Tote Dreijährige in Solingen: Tatverdächtiger schweigt

  • Haftbefehl wegen Mordes erlassen
  • 18-jähriger Tatverdächtiger schweigt
  • Staatsanwaltschaft prüft Rolle der Mutter

Im Fall der getöteten Dreijährigen in Solingen schweigt der Tatverdächtige nach wie vor. Wie die Staatsanwaltschaft am Samstag (13.01.2018) mitteilte, wollte sich der 18 -Jährige weiterhin nicht zu dem Vorwurf äußern, das kleine Mädchen ermordet zu haben.

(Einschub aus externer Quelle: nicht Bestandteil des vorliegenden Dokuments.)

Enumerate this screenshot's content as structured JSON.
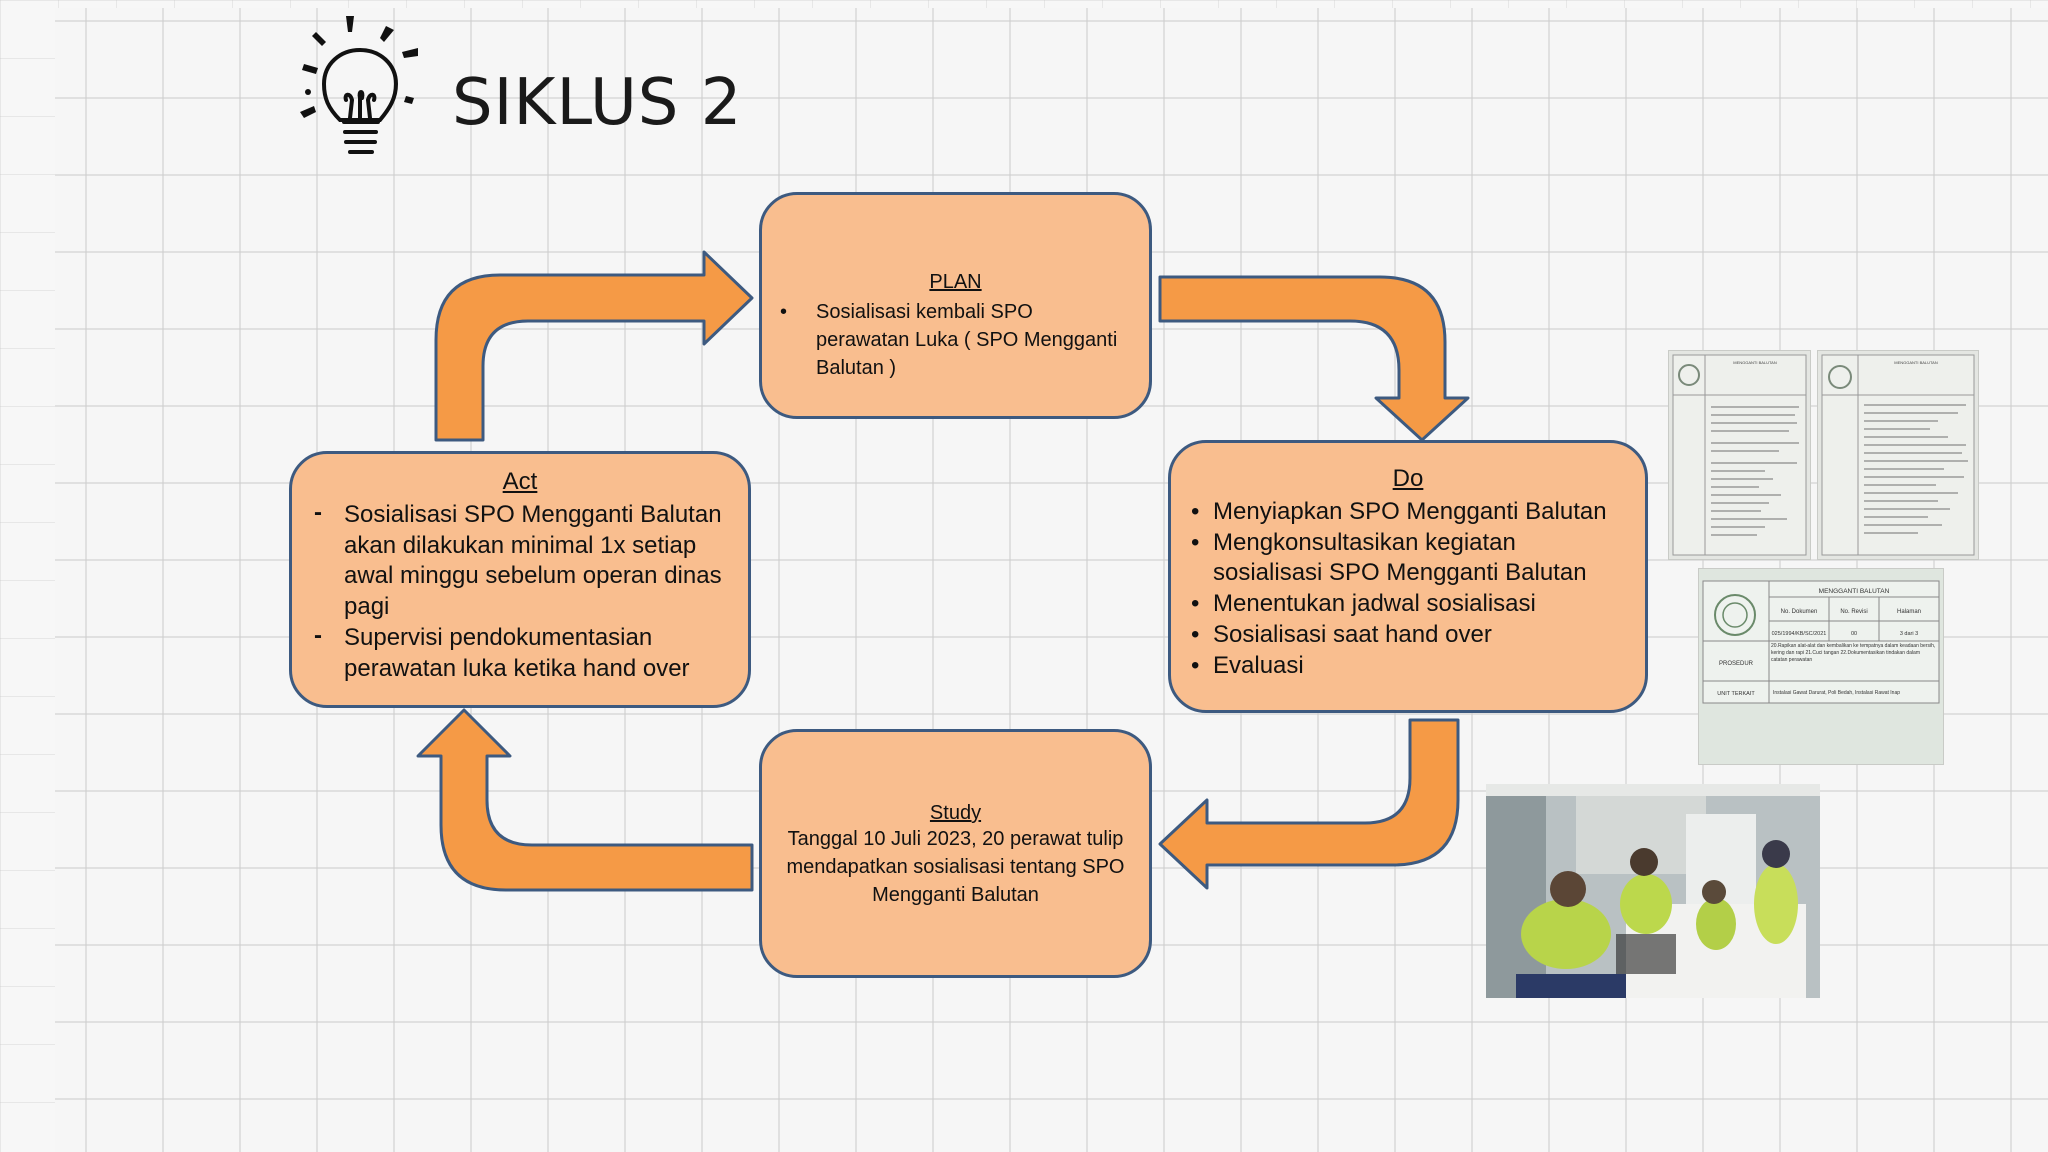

Das Amtsgericht Wuppertal hatte am Freitag (12.01.2018) Haftbefehl gegen ihn wegen Mordes erlassen. Die Obduktion habe eine "massive äußere Gewalteinwirkung" ergeben, sagte ein Sprecher der Wuppertaler Staatsanwaltschaft.

Verbrühungen und innere Blutungen

Das Mädchen hatte demnach innere Blutungen und sei zudem verbrüht worden. "Das in Kombination war nicht zu überleben", so die Staatsanwaltschaft weiter.

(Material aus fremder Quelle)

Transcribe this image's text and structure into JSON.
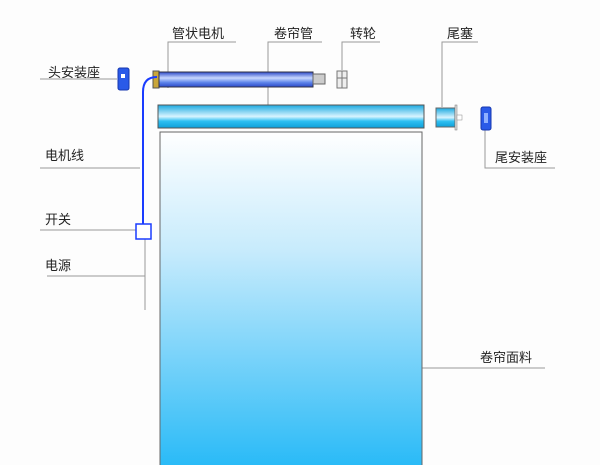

Der Lebensgefährte der 24-jährigen Mutter war nach der Tat am Mittwochabend (10.01.2018) festgenommen worden. Zuvor hatte sie einen Notarzt alarmiert, weil ihre Tochter nicht mehr atmete.

Ermittlungen gegen die Mutter

Gegen die Mutter ist noch kein Haftbefehl erlassen worden. Allerdings prüft die Staatsanwaltschaft, inwieweit sie sich mitschuldig gemacht haben könnte.

Sie soll während der Gewaltexzesse gegen ihr Kind teilweise anwesend gewesen und möglicherweise bei einem Teil der Tat zumindest nicht eingeschritten sein, sagte ein Sprecher.

Jugendamt: Keine Hinweise auf Gewalt

Die alleinerziehende Mutter wird bereits seit Jahren durch das Amt betreut. Das Jugendamt gab allerdings an, dass es nie Hinweise auf Gewalt gegen das Kind gegeben habe.

Der junge Mann habe gemeinsam mit der Mutter und ihrem Kind in der Solinger Wohnung gelebt. Laut Staatsanwaltschaft ist der 18-Jährige einschlägig vorbestraft und habe unter anderem wegen Gewaltdelikten auch bereits eine Haftstrafe verbüßt.